A pair of upper and lower plain bearings 10, 10 and a pair of upper and lower plain bearings 11, 11 are provided in the casing body 3, and a drive shaft 12 is rotatably supported by the flat bearings 10, 10. The drive gear 13 inserted into the gear accommodating chamber 4 is mounted and fixed by the key 14. A driven shaft 15 is rotatably supported by the plain bearings 11, 11, and a driven gear 16 which is inserted into the gear housing chamber 4 and meshes with the drive gear 13 is mounted on the driven shaft 15 and is fixed by a key 17.

The upper end of the drive shaft 12 penetrates a cylindrical seal housing 7 a extending to the upper cover 7, and is connected to the output shaft of the electric motor via a coupling 18. Inside the seal housing 7a, a mechanical seal 19 and an oil seal 20 that seal a gap with the drive shaft 12 are provided, and a seal cover 21 is attached to an end surface of the seal housing 7a. A safety valve 22 attached to the casing body 3 communicates with the discharge port 6 of the casing body 3.

When the drive shaft 12 rotates due to the start of the motor, the drive gear 13 and the driven gear 15 rotate while meshing with each other, and low-quality fuel oil is delivered from the intake port 5 to the discharge port 6 via the gear housing 4. , Passes through a delivery pipe (not shown) connected to the discharge port 6 and is delivered to the marine engine. When the pressure in the discharge port 6 rises above the set safety limit pressure, the safety valve 21 operates and some fuel oil is returned to the suction side, and the pressure in the discharge port 6 becomes normal.

[0006]

[Problems to be solved by the device]

 Of the low-quality fuel oil pressurized in the gear accommodating chamber 4, the fuel oil that passes through the gap between the drive shaft 12 and the plain bearing 11 and reaches the inside of the seal housing 7a is exposed to the outside by the shaft seal portion (mechanical seal 19). Leakage is blocked. The low-quality fuel oil that has been prevented from leaking is gradually solidified and hardened inside the shaft seal.
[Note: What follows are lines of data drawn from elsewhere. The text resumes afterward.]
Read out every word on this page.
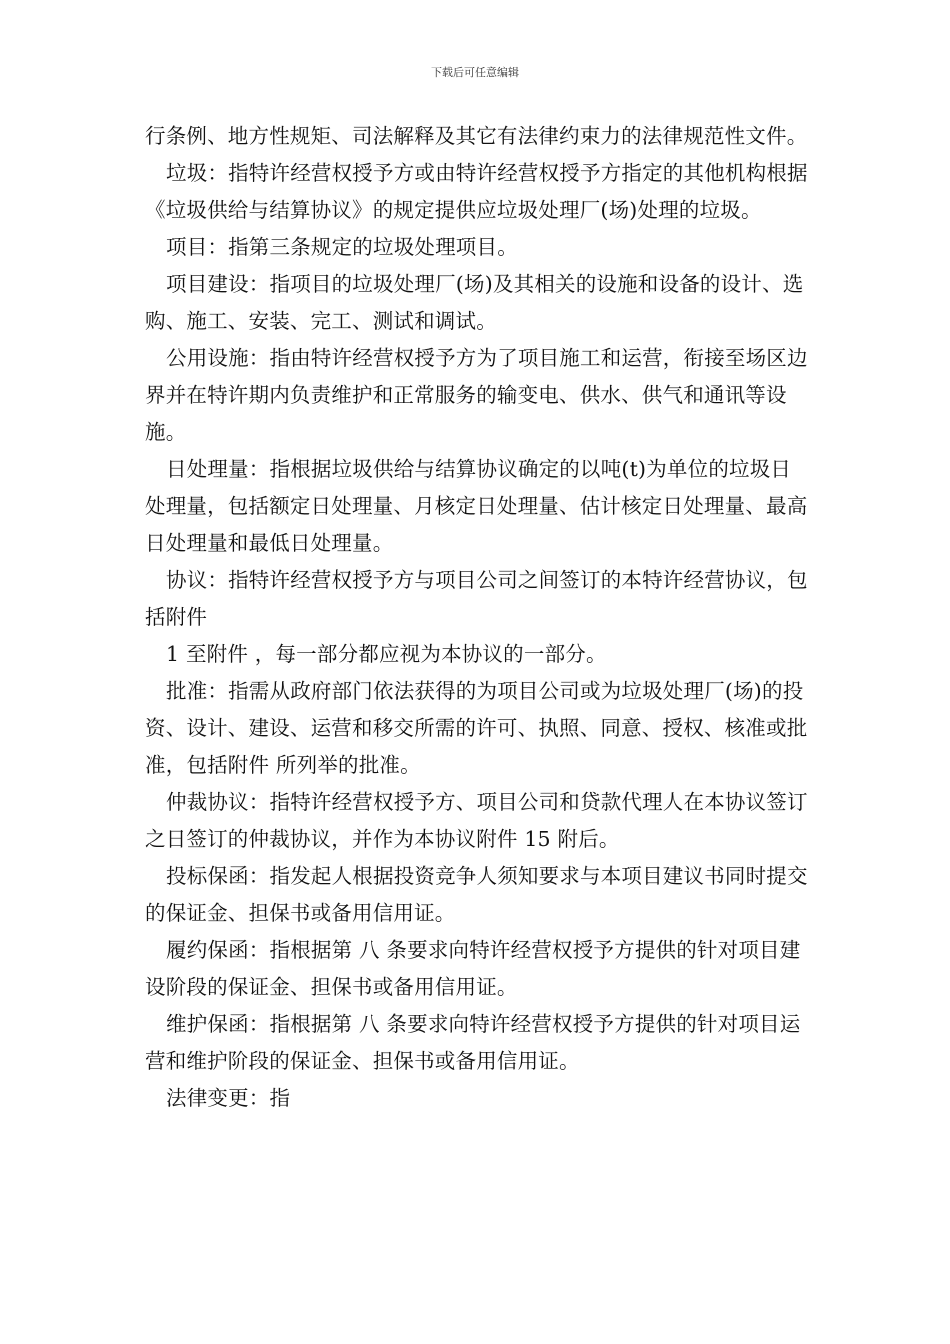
下载后可任意编辑

行条例、地方性规矩、司法解释及其它有法律约束力的法律规范性文件。

垃圾：指特许经营权授予方或由特许经营权授予方指定的其他机构根据《垃圾供给与结算协议》的规定提供应垃圾处理厂(场)处理的垃圾。

项目：指第三条规定的垃圾处理项目。

项目建设：指项目的垃圾处理厂(场)及其相关的设施和设备的设计、选购、施工、安装、完工、测试和调试。

公用设施：指由特许经营权授予方为了项目施工和运营，衔接至场区边界并在特许期内负责维护和正常服务的输变电、供水、供气和通讯等设施。

日处理量：指根据垃圾供给与结算协议确定的以吨(t)为单位的垃圾日处理量，包括额定日处理量、月核定日处理量、估计核定日处理量、最高日处理量和最低日处理量。

协议：指特许经营权授予方与项目公司之间签订的本特许经营协议，包括附件

1 至附件 ，每一部分都应视为本协议的一部分。

批准：指需从政府部门依法获得的为项目公司或为垃圾处理厂(场)的投资、设计、建设、运营和移交所需的许可、执照、同意、授权、核准或批准，包括附件 所列举的批准。

仲裁协议：指特许经营权授予方、项目公司和贷款代理人在本协议签订之日签订的仲裁协议，并作为本协议附件 15 附后。

投标保函：指发起人根据投资竞争人须知要求与本项目建议书同时提交的保证金、担保书或备用信用证。

履约保函：指根据第 八 条要求向特许经营权授予方提供的针对项目建设阶段的保证金、担保书或备用信用证。

维护保函：指根据第 八 条要求向特许经营权授予方提供的针对项目运营和维护阶段的保证金、担保书或备用信用证。

法律变更：指
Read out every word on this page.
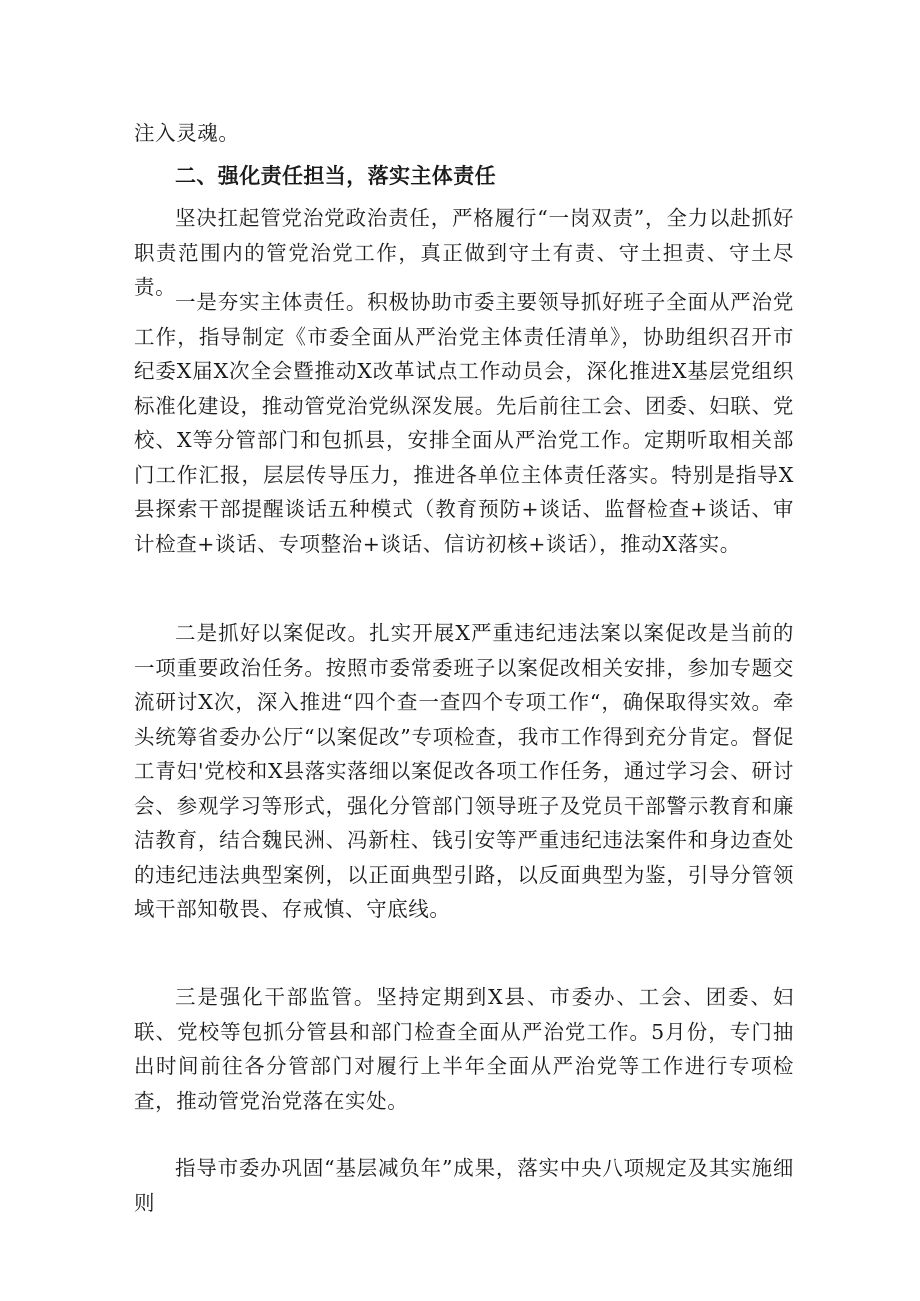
注入灵魂。

二、强化责任担当，落实主体责任

坚决扛起管党治党政治责任，严格履行“一岗双责”，全力以赴抓好职责范围内的管党治党工作，真正做到守土有责、守土担责、守土尽责。

一是夯实主体责任。积极协助市委主要领导抓好班子全面从严治党工作，指导制定《市委全面从严治党主体责任清单》，协助组织召开市纪委X届X次全会暨推动X改革试点工作动员会，深化推进X基层党组织标准化建设，推动管党治党纵深发展。先后前往工会、团委、妇联、党校、X等分管部门和包抓县，安排全面从严治党工作。定期听取相关部门工作汇报，层层传导压力，推进各单位主体责任落实。特别是指导X县探索干部提醒谈话五种模式（教育预防+谈话、监督检查+谈话、审计检查+谈话、专项整治+谈话、信访初核+谈话），推动X落实。

二是抓好以案促改。扎实开展X严重违纪违法案以案促改是当前的一项重要政治任务。按照市委常委班子以案促改相关安排，参加专题交流研讨X次，深入推进“四个查一查四个专项工作“，确保取得实效。牵头统筹省委办公厅“以案促改”专项检查，我市工作得到充分肯定。督促工青妇'党校和X县落实落细以案促改各项工作任务，通过学习会、研讨会、参观学习等形式，强化分管部门领导班子及党员干部警示教育和廉洁教育，结合魏民洲、冯新柱、钱引安等严重违纪违法案件和身边查处的违纪违法典型案例，以正面典型引路，以反面典型为鉴，引导分管领域干部知敬畏、存戒慎、守底线。

三是强化干部监管。坚持定期到X县、市委办、工会、团委、妇联、党校等包抓分管县和部门检查全面从严治党工作。5月份，专门抽出时间前往各分管部门对履行上半年全面从严治党等工作进行专项检查，推动管党治党落在实处。

指导市委办巩固“基层减负年”成果，落实中央八项规定及其实施细则
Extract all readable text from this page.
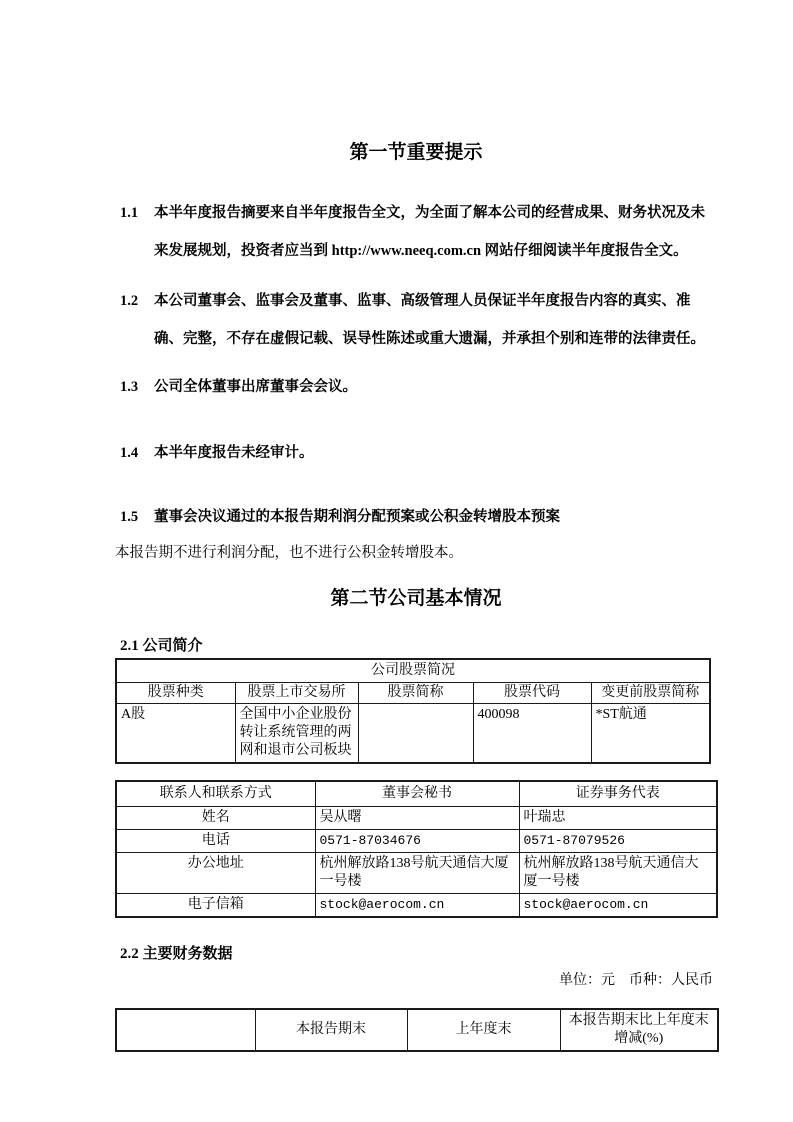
第一节重要提示
1.1	本半年度报告摘要来自半年度报告全文，为全面了解本公司的经营成果、财务状况及未来发展规划，投资者应当到 http://www.neeq.com.cn 网站仔细阅读半年度报告全文。
1.2	本公司董事会、监事会及董事、监事、高级管理人员保证半年度报告内容的真实、准确、完整，不存在虚假记载、误导性陈述或重大遗漏，并承担个别和连带的法律责任。
1.3	公司全体董事出席董事会会议。
1.4	本半年度报告未经审计。
1.5	董事会决议通过的本报告期利润分配预案或公积金转增股本预案

本报告期不进行利润分配，也不进行公积金转增股本。

第二节公司基本情况
2.1 公司简介
公司股票简况				
股票种类	股票上市交易所	股票简称	股票代码	变更前股票简称
A股	全国中小企业股份转让系统管理的两网和退市公司板块		400098	*ST航通
联系人和联系方式	董事会秘书	证券事务代表
姓名	吴从曙	叶瑞忠
电话	0571-87034676	0571-87079526
办公地址	杭州解放路138号航天通信大厦一号楼	杭州解放路138号航天通信大厦一号楼
电子信箱	stock@aerocom.cn	stock@aerocom.cn
2.2 主要财务数据
单位：元　币种：人民币
	本报告期末	上年度末	本报告期末比上年度末增减(%)
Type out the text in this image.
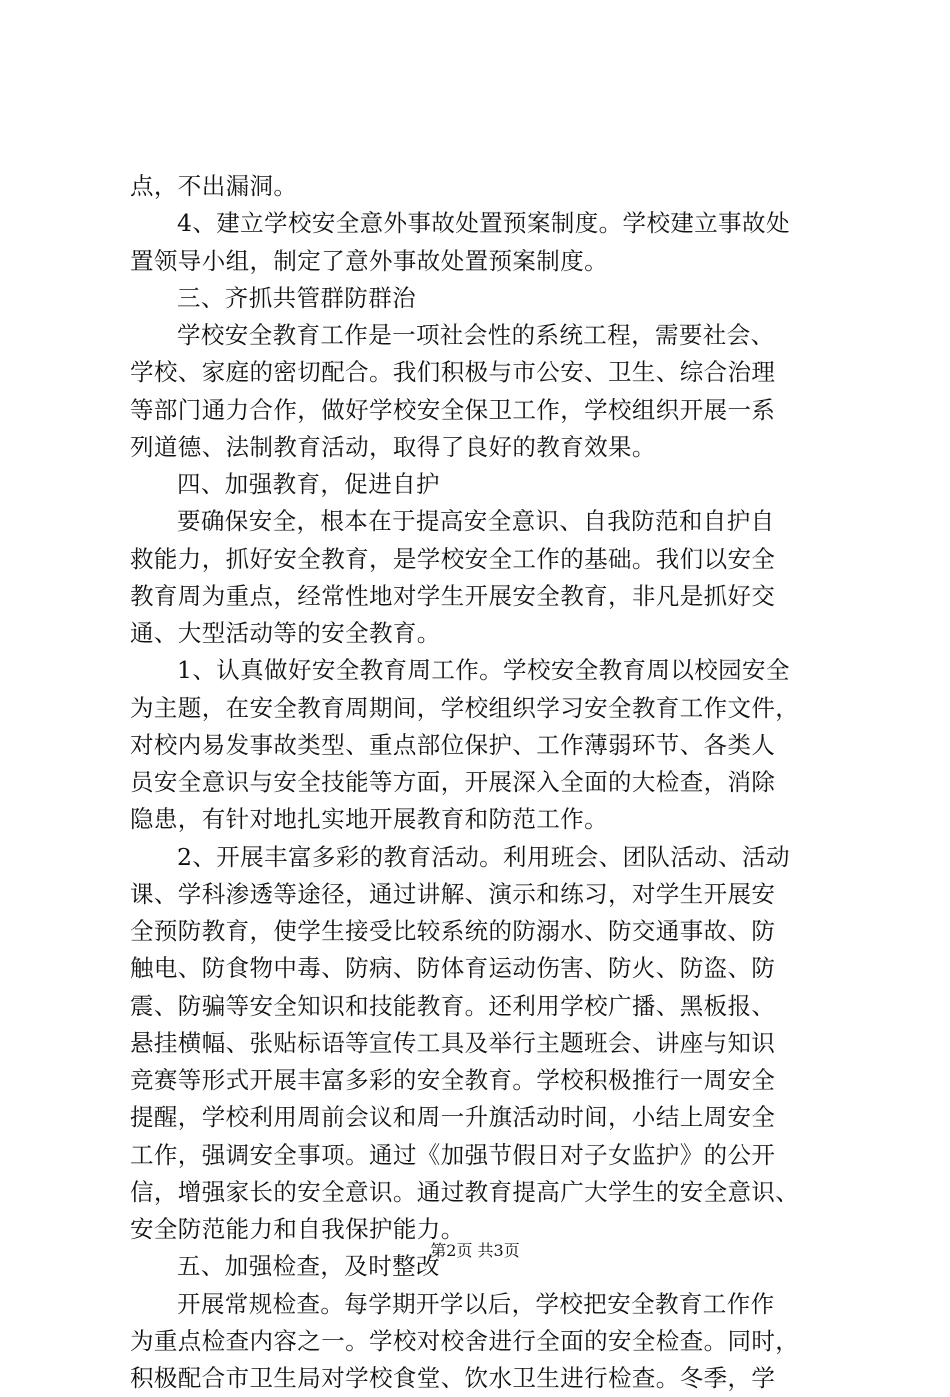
点，不出漏洞。
4、建立学校安全意外事故处置预案制度。学校建立事故处
置领导小组，制定了意外事故处置预案制度。
三、齐抓共管群防群治
学校安全教育工作是一项社会性的系统工程，需要社会、
学校、家庭的密切配合。我们积极与市公安、卫生、综合治理
等部门通力合作，做好学校安全保卫工作，学校组织开展一系
列道德、法制教育活动，取得了良好的教育效果。
四、加强教育，促进自护
要确保安全，根本在于提高安全意识、自我防范和自护自
救能力，抓好安全教育，是学校安全工作的基础。我们以安全
教育周为重点，经常性地对学生开展安全教育，非凡是抓好交
通、大型活动等的安全教育。
1、认真做好安全教育周工作。学校安全教育周以校园安全
为主题，在安全教育周期间，学校组织学习安全教育工作文件，
对校内易发事故类型、重点部位保护、工作薄弱环节、各类人
员安全意识与安全技能等方面，开展深入全面的大检查，消除
隐患，有针对地扎实地开展教育和防范工作。
2、开展丰富多彩的教育活动。利用班会、团队活动、活动
课、学科渗透等途径，通过讲解、演示和练习，对学生开展安
全预防教育，使学生接受比较系统的防溺水、防交通事故、防
触电、防食物中毒、防病、防体育运动伤害、防火、防盗、防
震、防骗等安全知识和技能教育。还利用学校广播、黑板报、
悬挂横幅、张贴标语等宣传工具及举行主题班会、讲座与知识
竞赛等形式开展丰富多彩的安全教育。学校积极推行一周安全
提醒，学校利用周前会议和周一升旗活动时间，小结上周安全
工作，强调安全事项。通过《加强节假日对子女监护》的公开
信，增强家长的安全意识。通过教育提高广大学生的安全意识、
安全防范能力和自我保护能力。
五、加强检查，及时整改
开展常规检查。每学期开学以后，学校把安全教育工作作
为重点检查内容之一。学校对校舍进行全面的安全检查。同时，
积极配合市卫生局对学校食堂、饮水卫生进行检查。冬季，学
第2页 共3页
In particular, when the operation of the pump is stopped, the oil temperature in the shaft seal portion is lowered and the viscosity and hardness of the fuel oil are increased, so that there is a problem that the drive shaft and the shaft seal portion are damaged at the start of operation. When the temperature of the fuel oil is high, the leaked oil from the mechanical seal 19 comes into contact with the outside air, and the oil temperature lowers to become solidified and carbonized sludge. This sludge will damage the sliding surface of the mechanical seal, and especially the damage will occur when the pump is restarted after it is stopped. The present invention aims to solve such problems.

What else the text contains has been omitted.